А потом дэйлор все-таки выяснил, в чем дело: оказывается, те часы, пока он слушал монотонное бубнение Зуртаха, Старший совершенствовал навыки фехтования Миртс.
Девушка сама сказала ему об этом, когда они обедали в общем зале. Сказала – и мечтательно улыбнулась, словно эти уроки значили для нее гораздо больше, чем просто тренировка.
Шениору стало неприятно при мысли о том, что страшное существо, не-дэйлор, так много значило для Миртс. И дело, пожалуй, было вовсе не в том, что девушка предпочла не его, Шениора, а кого-то другого, в этом он не видел ничего обидного, – а в том, что этот «кто-то» был отголоском древнего Зла, которому должны были противостоять все дэйлор. Он хотел поделиться с ней своими мыслями, но вовремя передумал. Потому что Миртс наверняка бы обиделась, и Шениор тогда остался бы совсем один.
Дни бежали друг за другом, уходя в сизую дымку, что окутывала подножия гор долгими вечерами.
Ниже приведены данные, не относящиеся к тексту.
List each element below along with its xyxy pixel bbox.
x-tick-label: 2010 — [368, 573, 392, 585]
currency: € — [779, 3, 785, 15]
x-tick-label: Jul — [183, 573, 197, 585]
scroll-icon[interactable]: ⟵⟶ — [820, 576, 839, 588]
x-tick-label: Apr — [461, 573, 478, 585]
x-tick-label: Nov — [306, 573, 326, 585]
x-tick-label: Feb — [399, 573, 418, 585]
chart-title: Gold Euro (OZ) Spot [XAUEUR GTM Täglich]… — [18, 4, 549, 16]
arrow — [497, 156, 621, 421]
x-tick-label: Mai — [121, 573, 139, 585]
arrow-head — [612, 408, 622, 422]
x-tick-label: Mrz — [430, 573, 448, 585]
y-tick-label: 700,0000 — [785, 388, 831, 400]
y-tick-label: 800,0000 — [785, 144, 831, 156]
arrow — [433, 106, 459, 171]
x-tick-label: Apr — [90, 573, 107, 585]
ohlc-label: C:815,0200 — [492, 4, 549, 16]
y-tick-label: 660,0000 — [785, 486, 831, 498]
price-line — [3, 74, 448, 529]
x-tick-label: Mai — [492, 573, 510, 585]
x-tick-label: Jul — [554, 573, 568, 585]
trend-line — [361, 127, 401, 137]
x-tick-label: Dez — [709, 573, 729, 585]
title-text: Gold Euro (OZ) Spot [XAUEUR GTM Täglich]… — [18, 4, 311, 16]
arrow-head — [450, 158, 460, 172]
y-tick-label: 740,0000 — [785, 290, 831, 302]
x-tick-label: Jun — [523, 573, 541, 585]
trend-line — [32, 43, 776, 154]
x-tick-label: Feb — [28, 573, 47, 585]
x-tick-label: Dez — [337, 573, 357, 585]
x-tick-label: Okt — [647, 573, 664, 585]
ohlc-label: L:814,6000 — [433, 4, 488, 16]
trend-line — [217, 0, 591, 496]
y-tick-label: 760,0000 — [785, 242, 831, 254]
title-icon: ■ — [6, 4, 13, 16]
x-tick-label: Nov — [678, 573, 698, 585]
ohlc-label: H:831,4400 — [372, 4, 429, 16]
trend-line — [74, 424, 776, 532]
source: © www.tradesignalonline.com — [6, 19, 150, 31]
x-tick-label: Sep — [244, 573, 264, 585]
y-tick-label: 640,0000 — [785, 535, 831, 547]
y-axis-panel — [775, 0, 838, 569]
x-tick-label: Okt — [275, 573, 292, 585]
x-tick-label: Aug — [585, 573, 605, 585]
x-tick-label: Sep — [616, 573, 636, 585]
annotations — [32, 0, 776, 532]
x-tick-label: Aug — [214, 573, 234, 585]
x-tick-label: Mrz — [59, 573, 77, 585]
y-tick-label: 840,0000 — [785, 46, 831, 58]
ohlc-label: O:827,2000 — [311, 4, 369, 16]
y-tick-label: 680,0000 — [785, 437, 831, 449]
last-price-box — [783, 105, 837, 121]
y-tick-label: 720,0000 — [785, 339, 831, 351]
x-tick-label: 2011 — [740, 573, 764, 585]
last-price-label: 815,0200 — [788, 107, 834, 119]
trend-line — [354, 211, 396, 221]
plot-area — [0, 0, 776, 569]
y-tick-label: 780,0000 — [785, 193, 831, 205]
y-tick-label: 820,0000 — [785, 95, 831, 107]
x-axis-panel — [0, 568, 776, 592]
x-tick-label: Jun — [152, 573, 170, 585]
И Шениор чувствовал, что еще немного, и он сольется с этой звенящей тишиной, с холодным воздухом, растворится в глубокой синеве неба. Покой царил в горах, и дэйлор сам не заметил, как стал частичкой этого покоя. Разве что… колодец изредка беспокоил его во сне, вкрадчиво шептал на ухо, дразня.
* * *
– Старший хочет нас видеть.
Миртс стояла в дверном проеме, нерешительно переминаясь с ноги на ногу. Черные косы отливали синевой в пятнах света, как оперение ворона. На губах – приветливая улыбка, но в глазах – двух блестящих кусочках черного агата – тревога.